The Dark Intervals
transformative justice should feel like joy
|Nov 3, 2019||1|
We often think of dark pain as being more urgent and more deserving of our critical attention. And in some ways, that’s true because there are always those moments when people’s lives are on the line. We need to talk about that specific pain and journey so that people don’t keep dying. It’s an urgent need to get on the same page about whatever that pressing issue is so that we can work together to change it or at least survive it.
Since joy doesn’t provoke a flight, freeze, fight, or fawn response, we tend to treat it as something that doesn’t deserve our critical attention.
Joy and peace are the only two destinations I’m heading toward.
I used to think of justice as what it would feel like to see the people who have harmed us suffer, that there would be pleasure in that, right? I find there rarely is even the slightest bit of pleasure in seeing other people suffer. Maybe I’m just not built for epicaricacy.
I don’t need anyone who has wronged, abused or wounded me to suffer. I don’t want to live next to them either. What I want - is for them to own what they did, change their behavior, and live the rest of their lives in service to others. I’m not interested in anything outside of that reality.
I don’t think forgiveness is always necessary for healing.

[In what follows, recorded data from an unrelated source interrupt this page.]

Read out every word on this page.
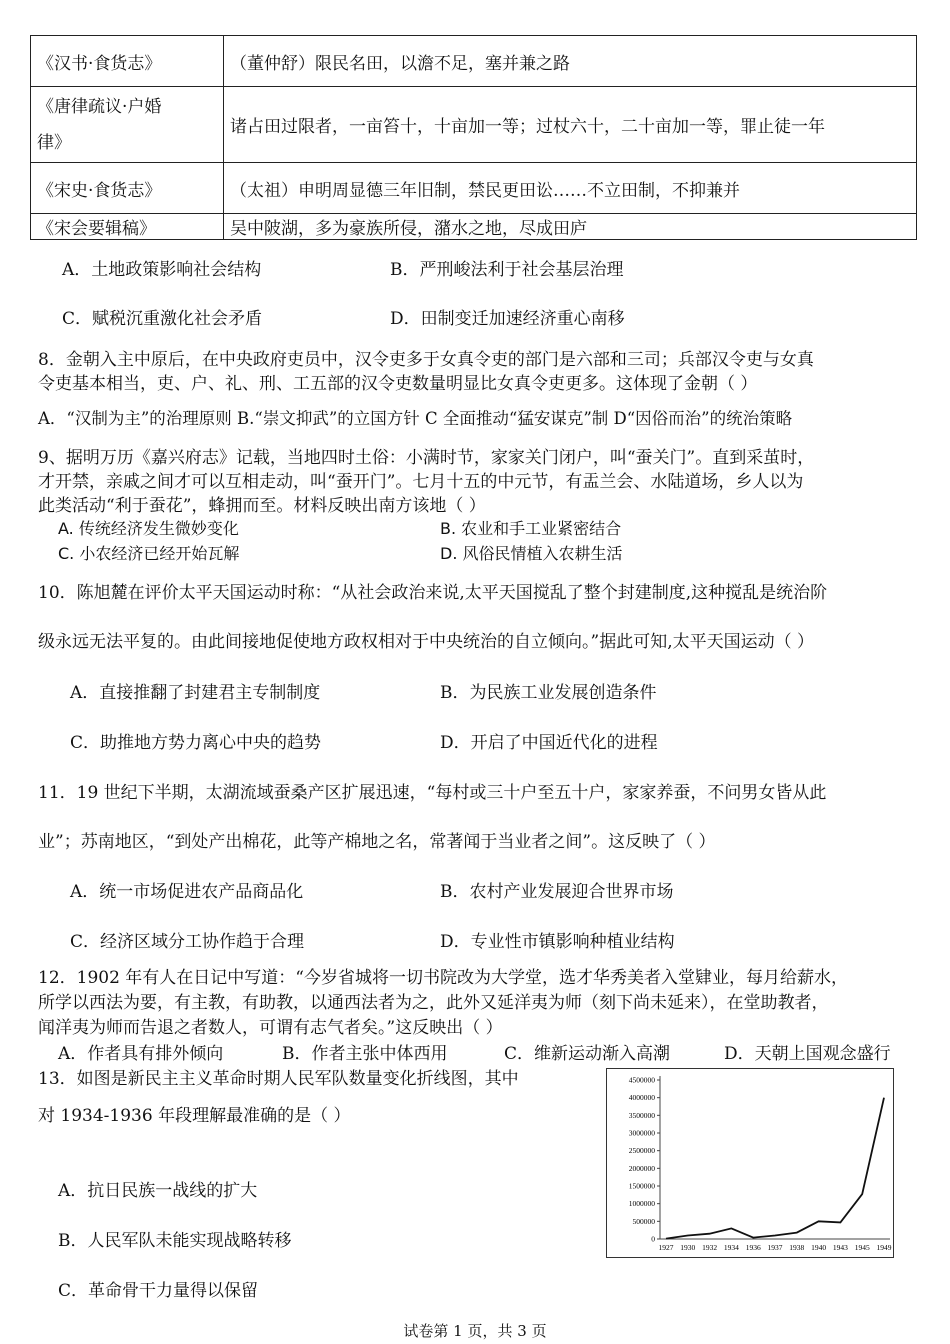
《汉书·食货志》	（董仲舒）限民名田，以澹不足，塞并兼之路

《唐律疏议·户婚
律》	诸占田过限者，一亩笞十，十亩加一等；过杖六十，二十亩加一等，罪止徒一年
《宋史·食货志》	（太祖）申明周显德三年旧制，禁民更田讼……不立田制，不抑兼并
《宋会要辑稿》	吴中陂湖，多为豪族所侵，潴水之地，尽成田庐
A．土地政策影响社会结构	B．严刑峻法利于社会基层治理
C．赋税沉重激化社会矛盾	D．田制变迁加速经济重心南移
8．金朝入主中原后，在中央政府吏员中，汉令吏多于女真令吏的部门是六部和三司；兵部汉令吏与女真
令吏基本相当，吏、户、礼、刑、工五部的汉令吏数量明显比女真令吏更多。这体现了金朝（ ）
A．“汉制为主”的治理原则 B.“崇文抑武”的立国方针 C 全面推动“猛安谋克”制 D“因俗而治”的统治策略
9、据明万历《嘉兴府志》记载，当地四时土俗：小满时节，家家关门闭户，叫“蚕关门”。直到采茧时，
才开禁，亲戚之间才可以互相走动，叫“蚕开门”。七月十五的中元节，有盂兰会、水陆道场，乡人以为
此类活动“利于蚕花”，蜂拥而至。材料反映出南方该地（ ）
A. 传统经济发生微妙变化	B. 农业和手工业紧密结合
C. 小农经济已经开始瓦解	D. 风俗民情植入农耕生活
10．陈旭麓在评价太平天国运动时称：“从社会政治来说,太平天国搅乱了整个封建制度,这种搅乱是统治阶
级永远无法平复的。由此间接地促使地方政权相对于中央统治的自立倾向。”据此可知,太平天国运动（ ）
A．直接推翻了封建君主专制制度	B．为民族工业发展创造条件
C．助推地方势力离心中央的趋势	D．开启了中国近代化的进程
11．19 世纪下半期，太湖流域蚕桑产区扩展迅速，“每村或三十户至五十户，家家养蚕，不问男女皆从此
业”；苏南地区，“到处产出棉花，此等产棉地之名，常著闻于当业者之间”。这反映了（ ）
A．统一市场促进农产品商品化	B．农村产业发展迎合世界市场
C．经济区域分工协作趋于合理	D．专业性市镇影响种植业结构
12．1902 年有人在日记中写道：“今岁省城将一切书院改为大学堂，选才华秀美者入堂肄业，每月给薪水，
所学以西法为要，有主教，有助教，以通西法者为之，此外又延洋夷为师（刻下尚未延来），在堂助教者，
闻洋夷为师而告退之者数人，可谓有志气者矣。”这反映出（ ）
A．作者具有排外倾向	B．作者主张中体西用	C．维新运动渐入高潮	D．天朝上国观念盛行
13．如图是新民主主义革命时期人民军队数量变化折线图，其中
对 1934-1936 年段理解最准确的是（ ）
A．抗日民族一战线的扩大
B．人民军队未能实现战略转移
C．革命骨干力量得以保留
0
500000
1000000
1500000
2000000
2500000
3000000
3500000
4000000
4500000
1927 1930 1932 1934 1936 1937 1938 1940 1943 1945 1949
试卷第 1 页，共 3 页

Forgiveness requires repentance and restitution by the former perpetrator. That’s rarely the case. You can’t exorcise trauma through hate or love. It’ll just circle back, and you’ll internalize it. We can only transcend it by continually doing the work.
I don’t know how to describe it, but I believe that transformative justice should feel like joy. When the condition of joy becomes a possibility, when we feel that door beginning to swing open, and we choose to move through it, that is what justice feels like (to me). It’s more about healing myself than it is about punishing the other. It’s more a thing I make for myself, that I make with my community, that we make for one another together than it is about taking things from other people. It’s not about causing or inflicting more harm but repairing what can be healed and transforming the rest into something else entirely.